Board members say that the clause all rules and regulations amended have to be vetted by the Court is not there in Lodha reforms and that it was added by the Committee of Administrators.
The Board's stand is that it has 38 affiliated units, each with its own set of issues. Every time one of them needs to tweak a rule out of emerging contingencies they would have to approach the Court, as per the CoA mandated clause. This is impractical, they believe.
There are tens of thousands of organisations in India operating under Society's Act. If they can tweak their rules and regulations as deemed fit by their general body it stands to reason that BCCI and its affiliated units too should be permitted to do the same, especially as they too are formed under similar act.

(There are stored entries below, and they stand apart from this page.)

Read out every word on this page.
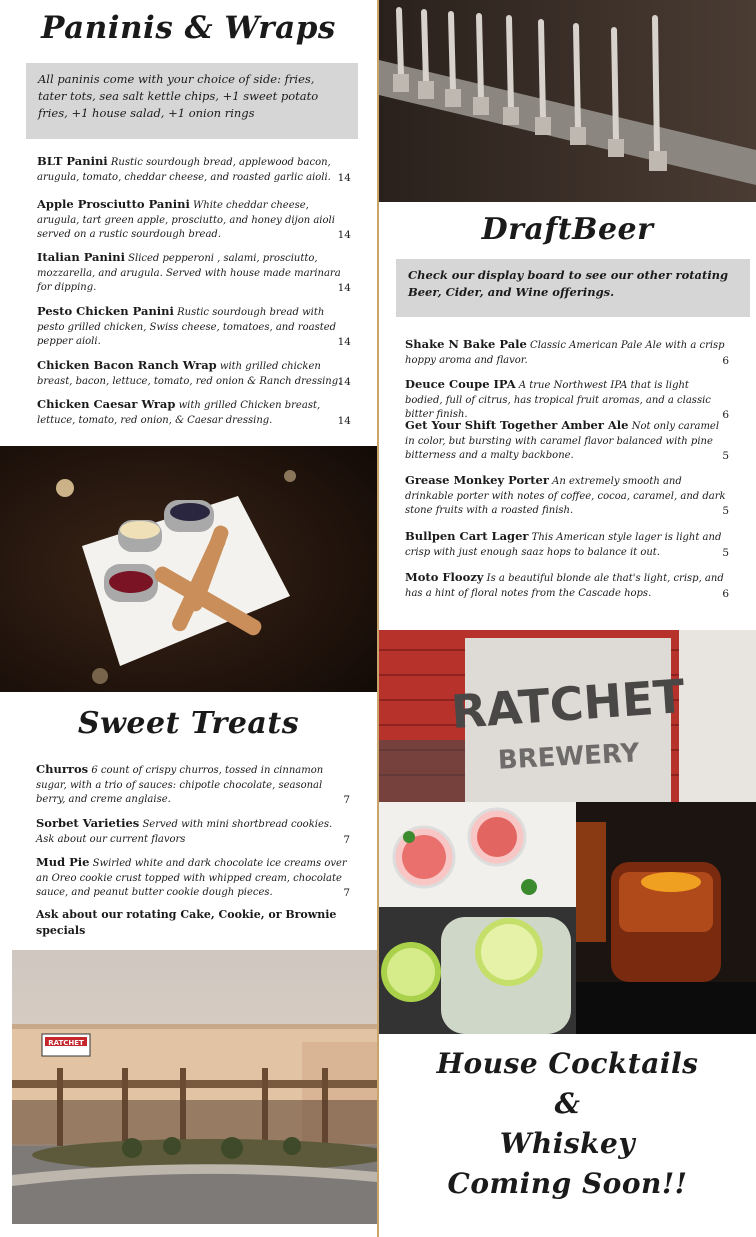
Paninis & Wraps
All paninis come with your choice of side: fries, tater tots, sea salt kettle chips, +1 sweet potato fries, +1 house salad, +1 onion rings
BLT Panini Rustic sourdough bread, applewood bacon, arugula, tomato, cheddar cheese, and roasted garlic aioli. 14
Apple Prosciutto Panini White cheddar cheese, arugula, tart green apple, prosciutto, and honey dijon aioli served on a rustic sourdough bread.	14
Italian Panini Sliced pepperoni , salami, prosciutto, mozzarella, and arugula. Served with house made marinara for dipping.	14
Pesto Chicken Panini Rustic sourdough bread with pesto grilled chicken, Swiss cheese, tomatoes, and roasted pepper aioli.	14
Chicken Bacon Ranch Wrap with grilled chicken breast, bacon, lettuce, tomato, red onion & Ranch dressing.
14
Chicken Caesar Wrap with grilled Chicken breast, lettuce, tomato, red onion, & Caesar dressing.	14
Sweet Treats
Churros 6 count of crispy churros, tossed in cinnamon sugar, with a trio of sauces: chipotle chocolate, seasonal berry, and creme anglaise.	7
Sorbet Varieties Served with mini shortbread cookies. Ask about our current flavors	7
Mud Pie Swirled white and dark chocolate ice creams over an Oreo cookie crust topped with whipped cream, chocolate sauce, and peanut butter cookie dough pieces.	7
Ask about our rotating Cake, Cookie, or Brownie specials
RATCHET
DraftBeer
Check our display board to see our other rotating Beer, Cider, and Wine offerings.
Shake N Bake Pale Classic American Pale Ale with a crisp hoppy aroma and flavor.	6
Deuce Coupe IPA A true Northwest IPA that is light bodied, full of citrus, has tropical fruit aromas, and a classic bitter finish.	6
Get Your Shift Together Amber Ale Not only caramel in color, but bursting with caramel flavor balanced with pine bitterness and a malty backbone.	5
Grease Monkey Porter An extremely smooth and drinkable porter with notes of coffee, cocoa, caramel, and dark stone fruits with a roasted finish.	5
Bullpen Cart Lager This American style lager is light and crisp with just enough saaz hops to balance it out.	5
Moto Floozy Is a beautiful blonde ale that's light, crisp, and has a hint of floral notes from the Cascade hops.	6
RATCHET
BREWERY
House Cocktails
&
Whiskey
Coming Soon!!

The mounting criticism that the current set of office-bearers want to return BCCI to old ways would hardly hold good, especially when seen in terms of perpetuity. There are clauses like term of office, cooling-off period, age bar, eligibility, as laid down by core Lodha reforms which could be set in stone and thus act as a firewall against 'return to old ways'.
If criticism is to be made against the current crop it should be for the attempt to apportion all powers to the president and secretary. The AGM leaving it to the duo to choose selectors, Cricket Advisory Committee, hand-holding of newly-formed NE associations and controlling CEO is deplorable and will lead to an unhealthy concentration of power and it is this that needs careful scrutiny.
Ganguly's observation that no ex-player wants to work on an honorary basis is real. But that does not mean the president and secretary can then take it on themselves to appoint a CAC or choose selectors, coach and others as they wish. That certainly would be a return to old ways when personal equations, likes and dislikes carried a lot more weight than anything else.
The arguments against cooling-off period have occupied so much time and effort, both in Court and outside and the same is now being carried on even after BCCI elections. Ganguly and Jay Shah, the secretary, certainly have a point. But whether the Court will see their continuation as a one-off or accept it as a norm remains to be seen.
The cooling-off clause, age bar and ineligibility of politicians and government servants are the core of Lodha Reforms. Tweaking them could make the reforms itself redundant.
It is good that the AGM has recommended the secretary to represent BCCI at the ICC Chief Executive meeting. In fact a charismatic negotiator like Ganguly should have gone for it. BCCI's expenditure has shot up by leaps and bounds these last three years and any further slash on its share by ICC will be a major blow.
The last three years have seen a tremendous outflow in expenditure owing to hefty salary hikes across the eco-system, increase in number of affiliated units and consequently teams taking part in BCCI tournaments.
Additionally, women's cricket too has been given a tremendous boost by Diana Edulji of CoA. Combined with India junior teams' overseas travel, camps, equipment, support staff, National Cricket Academy, etc BCCI's expenditure is at an all-time high. The Board needs a strong voice in ICC to get its due share of revenue and also to ensure that its revenues from ICC Test Championship and ICC ODI League are not encroached upon.
Verily the AGM should have discussed cricket too; like the need to urgently shut down some meaningless tournaments. The first to come to mind is the A,B,C,D tournament that replaced the old Duleep trophy format.
Sometimes they play it in some colour format of blue, green, etc. Nobody cares who won or lost this tournament. It simply increases wear and tear on grounds, costs plenty of money and consumes valuable dates in the season.
Even the Irani Trophy must go. It was necessary in the past as there were not enough matches for promising first class players. Not any longer.
Maybe the AGM, with all units present, should have discussed ways and means to introduce pink ball cricket at least into knock-out matches of Ranji Trophy, if indeed pink ball is the way forward for Test cricket.
These cricketing issues could have been dealt with in the AGM. But the entire focus was on building consensus for amendments subject to SC approval. Of course there was also real danger in concentrating all powers in the president and secretary. But that's another story.